Step 2: Define the Monthly Aggregation Job

Next, create a job to aggregate daily transactions into monthly partitions.

import {
BQPartition,
TransformationJob,
sql,
BQExpr,
Invalidation,
} from "@datoria/sdk";
import { monthlySalesTable } from "./monthly_sales_aggregation";
import { transactionsTable } from "../../tutorials/from-scratch.md/raw_transactions";

export const monthlySalesAggregationJob: TransformationJob<BQPartition.Month> =
TransformationJob({
name: "monthly-sales-agg",
destination: monthlySalesTable,
query: sql`
SELECT
${BQExpr.ExecutionMonth} AS transaction_month,
product_id,
SUM(price_per_unit * quantity) AS total_sales
FROM ${transactionsTable.range(
BQExpr.ExecutionMonth.atFirstDayOfMonth(),
BQExpr.ExecutionMonth.atLastDayOfMonth(),
Invalidation.UpstreamChangedAndClockPassed("Europe/Oslo", "08:00"),
)}
GROUP BY 1, 2
`,
startPartition: BQPartition.Month(2025, 1),
});

Key Points:

  1. Input Range:
    • ExecutionMonth.atFirstDayOfMonth() ensures processing starts at the beginning of the month.
    • atLastDayOfMonth() marks the end of the range.
  2. Invalidation Window:
    • Ensures consistency by invalidating and reprocessing partitions after 08:00 when upstream changes occur.

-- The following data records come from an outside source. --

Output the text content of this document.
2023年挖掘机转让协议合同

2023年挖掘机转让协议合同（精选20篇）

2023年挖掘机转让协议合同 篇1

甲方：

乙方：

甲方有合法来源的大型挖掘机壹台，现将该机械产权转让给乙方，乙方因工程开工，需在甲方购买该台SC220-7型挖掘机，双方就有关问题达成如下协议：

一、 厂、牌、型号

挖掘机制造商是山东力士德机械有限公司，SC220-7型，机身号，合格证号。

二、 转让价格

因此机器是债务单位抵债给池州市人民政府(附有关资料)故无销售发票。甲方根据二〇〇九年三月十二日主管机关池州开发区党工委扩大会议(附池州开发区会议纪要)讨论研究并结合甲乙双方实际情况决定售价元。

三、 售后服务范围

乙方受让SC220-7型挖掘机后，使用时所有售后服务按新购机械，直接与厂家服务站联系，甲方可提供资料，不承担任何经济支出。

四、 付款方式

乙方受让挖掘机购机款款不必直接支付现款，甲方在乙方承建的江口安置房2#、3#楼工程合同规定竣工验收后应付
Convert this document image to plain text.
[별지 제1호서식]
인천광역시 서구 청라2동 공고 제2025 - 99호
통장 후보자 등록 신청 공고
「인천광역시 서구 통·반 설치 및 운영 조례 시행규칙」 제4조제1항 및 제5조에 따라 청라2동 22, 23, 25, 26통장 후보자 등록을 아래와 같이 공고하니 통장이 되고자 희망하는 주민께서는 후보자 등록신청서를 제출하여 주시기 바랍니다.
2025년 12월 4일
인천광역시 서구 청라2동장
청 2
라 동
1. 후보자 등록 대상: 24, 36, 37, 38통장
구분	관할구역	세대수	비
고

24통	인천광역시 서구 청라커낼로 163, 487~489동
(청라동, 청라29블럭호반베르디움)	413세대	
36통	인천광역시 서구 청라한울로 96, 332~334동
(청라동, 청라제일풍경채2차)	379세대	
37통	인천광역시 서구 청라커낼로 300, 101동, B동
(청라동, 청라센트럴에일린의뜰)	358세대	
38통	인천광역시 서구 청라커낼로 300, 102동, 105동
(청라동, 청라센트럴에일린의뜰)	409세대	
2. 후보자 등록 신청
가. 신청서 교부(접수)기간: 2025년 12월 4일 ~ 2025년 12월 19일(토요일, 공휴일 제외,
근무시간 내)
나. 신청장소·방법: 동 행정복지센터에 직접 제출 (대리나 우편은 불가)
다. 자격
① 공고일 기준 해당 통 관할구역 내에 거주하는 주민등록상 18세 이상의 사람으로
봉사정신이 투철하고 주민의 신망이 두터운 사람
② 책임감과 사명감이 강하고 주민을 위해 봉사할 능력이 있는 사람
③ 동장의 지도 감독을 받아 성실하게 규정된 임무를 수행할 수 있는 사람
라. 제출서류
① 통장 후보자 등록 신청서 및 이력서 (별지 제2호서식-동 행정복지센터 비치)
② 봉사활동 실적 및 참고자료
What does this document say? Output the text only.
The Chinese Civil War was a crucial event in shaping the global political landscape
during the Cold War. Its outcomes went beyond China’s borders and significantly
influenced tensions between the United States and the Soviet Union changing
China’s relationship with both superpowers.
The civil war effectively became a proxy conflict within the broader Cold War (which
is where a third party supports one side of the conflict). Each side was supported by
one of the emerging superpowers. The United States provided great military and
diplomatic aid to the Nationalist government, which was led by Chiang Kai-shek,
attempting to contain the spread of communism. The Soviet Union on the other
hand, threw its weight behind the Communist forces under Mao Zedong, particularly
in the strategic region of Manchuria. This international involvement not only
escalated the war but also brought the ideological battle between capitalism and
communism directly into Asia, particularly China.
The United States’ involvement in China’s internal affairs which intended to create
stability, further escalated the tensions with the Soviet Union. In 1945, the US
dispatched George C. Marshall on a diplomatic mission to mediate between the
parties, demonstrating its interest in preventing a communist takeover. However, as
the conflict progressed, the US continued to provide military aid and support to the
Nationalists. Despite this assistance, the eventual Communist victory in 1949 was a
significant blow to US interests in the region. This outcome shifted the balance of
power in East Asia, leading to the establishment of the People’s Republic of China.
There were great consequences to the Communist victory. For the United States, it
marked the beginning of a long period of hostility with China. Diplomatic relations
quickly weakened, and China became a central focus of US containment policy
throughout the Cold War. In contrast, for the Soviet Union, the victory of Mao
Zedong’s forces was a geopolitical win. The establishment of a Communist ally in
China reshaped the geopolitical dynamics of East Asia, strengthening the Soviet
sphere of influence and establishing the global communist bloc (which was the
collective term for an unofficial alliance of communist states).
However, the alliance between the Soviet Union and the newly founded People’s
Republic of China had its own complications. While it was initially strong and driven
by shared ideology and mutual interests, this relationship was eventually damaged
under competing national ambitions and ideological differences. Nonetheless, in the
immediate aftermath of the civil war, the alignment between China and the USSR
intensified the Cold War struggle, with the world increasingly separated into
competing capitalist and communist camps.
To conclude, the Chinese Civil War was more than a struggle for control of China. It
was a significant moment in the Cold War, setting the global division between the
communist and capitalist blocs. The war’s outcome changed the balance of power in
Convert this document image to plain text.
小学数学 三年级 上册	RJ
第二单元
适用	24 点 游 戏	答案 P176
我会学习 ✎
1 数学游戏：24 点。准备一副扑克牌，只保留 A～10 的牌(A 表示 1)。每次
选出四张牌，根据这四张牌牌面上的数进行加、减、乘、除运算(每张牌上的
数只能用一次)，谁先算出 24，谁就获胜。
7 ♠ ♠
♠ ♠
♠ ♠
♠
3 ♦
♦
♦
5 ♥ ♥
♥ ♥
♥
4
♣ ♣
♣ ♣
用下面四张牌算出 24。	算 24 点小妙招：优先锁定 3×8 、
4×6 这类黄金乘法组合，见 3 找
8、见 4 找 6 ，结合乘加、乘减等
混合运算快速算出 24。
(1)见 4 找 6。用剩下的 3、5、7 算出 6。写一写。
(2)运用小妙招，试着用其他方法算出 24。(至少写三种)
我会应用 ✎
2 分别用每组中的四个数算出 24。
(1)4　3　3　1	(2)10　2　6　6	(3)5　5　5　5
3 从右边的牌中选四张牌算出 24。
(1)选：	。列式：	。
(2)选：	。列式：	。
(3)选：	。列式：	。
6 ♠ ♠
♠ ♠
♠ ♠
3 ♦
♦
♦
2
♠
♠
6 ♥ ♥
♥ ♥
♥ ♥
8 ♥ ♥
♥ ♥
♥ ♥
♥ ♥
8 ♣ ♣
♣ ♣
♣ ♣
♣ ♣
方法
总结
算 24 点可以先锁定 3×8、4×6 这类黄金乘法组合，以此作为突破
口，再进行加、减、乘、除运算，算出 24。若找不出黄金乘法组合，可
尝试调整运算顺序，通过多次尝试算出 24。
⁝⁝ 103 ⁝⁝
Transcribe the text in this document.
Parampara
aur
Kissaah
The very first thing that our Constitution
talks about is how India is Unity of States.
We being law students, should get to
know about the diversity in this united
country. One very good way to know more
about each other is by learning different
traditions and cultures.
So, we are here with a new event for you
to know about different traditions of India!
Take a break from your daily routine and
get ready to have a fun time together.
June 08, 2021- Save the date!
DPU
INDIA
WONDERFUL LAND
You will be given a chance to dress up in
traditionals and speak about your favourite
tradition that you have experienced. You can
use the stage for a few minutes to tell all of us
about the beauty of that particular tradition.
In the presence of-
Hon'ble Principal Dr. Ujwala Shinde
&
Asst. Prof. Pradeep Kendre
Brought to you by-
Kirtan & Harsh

Step 3: Migrate and Run the Updated Pipeline

  1. Preview Changes:
    Confirm the deployment plan includes the new table and job:

    datoria migrate --plan
  2. Migrate:
    Apply the changes:

    datoria migrate
  3. Run the Monthly Job:
    Execute the monthly aggregation job:

    datoria run monthly-sales-agg --now

Step 4: Verify the Results

  1. Query the Table:
    In the BigQuery Console, verify the monthly aggregated results:

    SELECT * FROM `shop.monthly_sales`;
  2. Example Output:

    transaction_monthproduct_idtotal_sales
    2024-12-01prod1210.0
    2024-12-01prod2200.0

What Did We Achieve?

  1. Improved Performance: Transitioned from daily to monthly partitions for reduced query overhead.
  2. Pipeline Correctness: Ensured partitions are complete, consistent, and validated.
  3. Scalability: Created a foundation for adding other time-based aggregations.